Warriors of Ukrainian nationalists OUN-UPA are now officially considered fighters for Ukraine’s independence. The decision was taken by outgoing president Viktor Yushchenko, who issued a decree. Some days earlier the Ukrainian leader awarded the honorary title of national hero to Stepan Bandera, one the most divisive figures of Ukraine’s 20th century history. This new status, Yushchenko said, “had been awaited by millions of Ukrainian patriots for many years” and was a fitting reward for his “demonstration of heroism and self-sacrifice in fighting for an independent Ukraine”.
Bandera is regarded as a hero in nationalist western regions of the country, which looks more to the West for inspiration. But the Russian-speaking East, which has historical links with Moscow, views him as a Nazi collaborator and a war criminal. During the WWII millions of Ukrainians (from 5 to 7) fought within the Red Army and few hundred thousands, mainly from the regions of Galicia and Volhynia, joined the Germans, hoping in a future independence, that was actually never promised by Berlin.

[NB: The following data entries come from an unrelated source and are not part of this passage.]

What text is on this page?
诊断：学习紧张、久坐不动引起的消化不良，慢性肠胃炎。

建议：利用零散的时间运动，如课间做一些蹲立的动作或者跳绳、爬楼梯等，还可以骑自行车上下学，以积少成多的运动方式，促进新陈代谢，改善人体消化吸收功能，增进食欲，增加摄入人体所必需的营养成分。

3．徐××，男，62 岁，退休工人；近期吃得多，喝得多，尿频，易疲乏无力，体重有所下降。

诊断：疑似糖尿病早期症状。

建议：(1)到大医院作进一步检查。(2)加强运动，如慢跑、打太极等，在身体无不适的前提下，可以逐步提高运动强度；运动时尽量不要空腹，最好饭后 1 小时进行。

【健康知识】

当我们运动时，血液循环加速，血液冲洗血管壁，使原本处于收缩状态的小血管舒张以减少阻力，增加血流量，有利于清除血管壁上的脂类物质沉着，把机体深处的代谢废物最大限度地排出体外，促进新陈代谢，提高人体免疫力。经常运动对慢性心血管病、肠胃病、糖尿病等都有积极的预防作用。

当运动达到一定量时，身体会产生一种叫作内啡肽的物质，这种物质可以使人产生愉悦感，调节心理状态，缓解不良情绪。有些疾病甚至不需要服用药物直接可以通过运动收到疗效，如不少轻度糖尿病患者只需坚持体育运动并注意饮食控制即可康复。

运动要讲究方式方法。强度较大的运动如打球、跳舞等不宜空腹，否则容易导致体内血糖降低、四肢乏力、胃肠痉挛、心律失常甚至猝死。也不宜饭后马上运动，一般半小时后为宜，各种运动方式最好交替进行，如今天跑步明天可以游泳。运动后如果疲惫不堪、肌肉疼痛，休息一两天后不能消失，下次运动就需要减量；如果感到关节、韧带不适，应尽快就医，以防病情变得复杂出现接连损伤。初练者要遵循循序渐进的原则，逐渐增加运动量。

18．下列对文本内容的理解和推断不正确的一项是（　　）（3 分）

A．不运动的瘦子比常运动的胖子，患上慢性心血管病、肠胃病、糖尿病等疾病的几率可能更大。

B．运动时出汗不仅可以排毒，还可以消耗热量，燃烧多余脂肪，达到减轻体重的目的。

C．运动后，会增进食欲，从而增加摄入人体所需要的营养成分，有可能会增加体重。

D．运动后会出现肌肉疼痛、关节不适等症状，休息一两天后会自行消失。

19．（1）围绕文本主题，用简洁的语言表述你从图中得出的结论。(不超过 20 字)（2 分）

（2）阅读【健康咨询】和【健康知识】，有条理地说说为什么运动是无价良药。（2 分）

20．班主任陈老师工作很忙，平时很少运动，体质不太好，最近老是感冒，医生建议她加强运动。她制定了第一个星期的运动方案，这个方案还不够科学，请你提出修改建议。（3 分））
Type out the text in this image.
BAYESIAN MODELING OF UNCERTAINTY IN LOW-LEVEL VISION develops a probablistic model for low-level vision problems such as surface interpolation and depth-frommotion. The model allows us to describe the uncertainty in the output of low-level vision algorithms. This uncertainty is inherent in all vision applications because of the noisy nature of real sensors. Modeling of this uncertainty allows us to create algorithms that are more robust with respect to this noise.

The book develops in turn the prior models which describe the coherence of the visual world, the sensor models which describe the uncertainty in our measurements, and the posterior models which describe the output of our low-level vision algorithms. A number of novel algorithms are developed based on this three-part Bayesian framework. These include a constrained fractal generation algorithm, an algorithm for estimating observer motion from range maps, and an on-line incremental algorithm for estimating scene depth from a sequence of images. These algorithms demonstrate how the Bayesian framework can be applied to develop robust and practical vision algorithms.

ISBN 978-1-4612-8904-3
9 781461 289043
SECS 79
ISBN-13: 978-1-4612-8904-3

Bandera was the leader of the Organization of Ukrainian Nationalists (OUN), a pro-independence guerrilla movement that briefly allied with Nazi Germany during the invasion of the Soviet Union in 1941. The alliance was short-lived. Bandera was soon arrested and interned in a concentration camp in Sachsenhausen. His followers carried out partisan operations against the German occupiers, but when the Germans finally retreated, the OUN continued the fight against the Soviets. Bandera was assassinated by a KGB agent in Munich in 1959.
Moscow is furious that Mr Yushchenko made these steps. A legal action demanding the recognition of Stepan Bandera as a Nazi criminal, guilty of the genocide of Poles, is being prepared in Poland, a representative of the Russian Union of Former Minor Prisoners of Nazi Concentration Camps told. In Rabbi Berl Lazar’s opinion Yushchenko’s decision promotes a “false and distorted” view of the activities of his OUN. The Simon Wiesenthal Centre highlighted in a statement that Stepan Bandera and his followers were linked to the deaths of thousands of Jews. Mark Weitzman, the centre’s government affairs director, thinks that it was a travesty to grant the honour to Bandera as the world paused “to remember the victims of the Holocaust on Jan. 27.” Simon Wiesenthal lived in Lviv many years and was acquainted with the OUN activity. They brutally murdered hundreds of thousands of Jews, Poles, Russians and Ukrainians.
Ukraine will choose Yushchenko’s successor on February 7th. Viktor Yanukovich and Yulia Tymoshenko, are competing for voters on both sides of the county’s East-West divide. Both candidate at the run-off avoided any comment fearing to alienate some section of the population. The posthumous honour for Bandera will be seen as a last ditch attempt by Yushchenko to sabotage his successor and stick a middle finger up at Kremlin. In 2007 he similarly honoured Roman Shukhevich, a no-less controversial contemporary and comrade of Bandera.
“It’s up to the people to decide whether Stepan Bandera deserves the hero title or not. But the president shouldn’t escalate through his action the confrontation between the older and younger generations, and between the country’s east and west. That we don’t know the true history of Bandera’s activity is a fact. But the president should always act wisely,” the first Ukrainian post Soviet independent president Leonid Kravchuk said.
When politicians start dealing with history a big damage is always made to their countries. The historical truth can be established only by independent professional historians and not decided under the pressure of the moment or of different interests. These issues are often used to cover other more tough problems.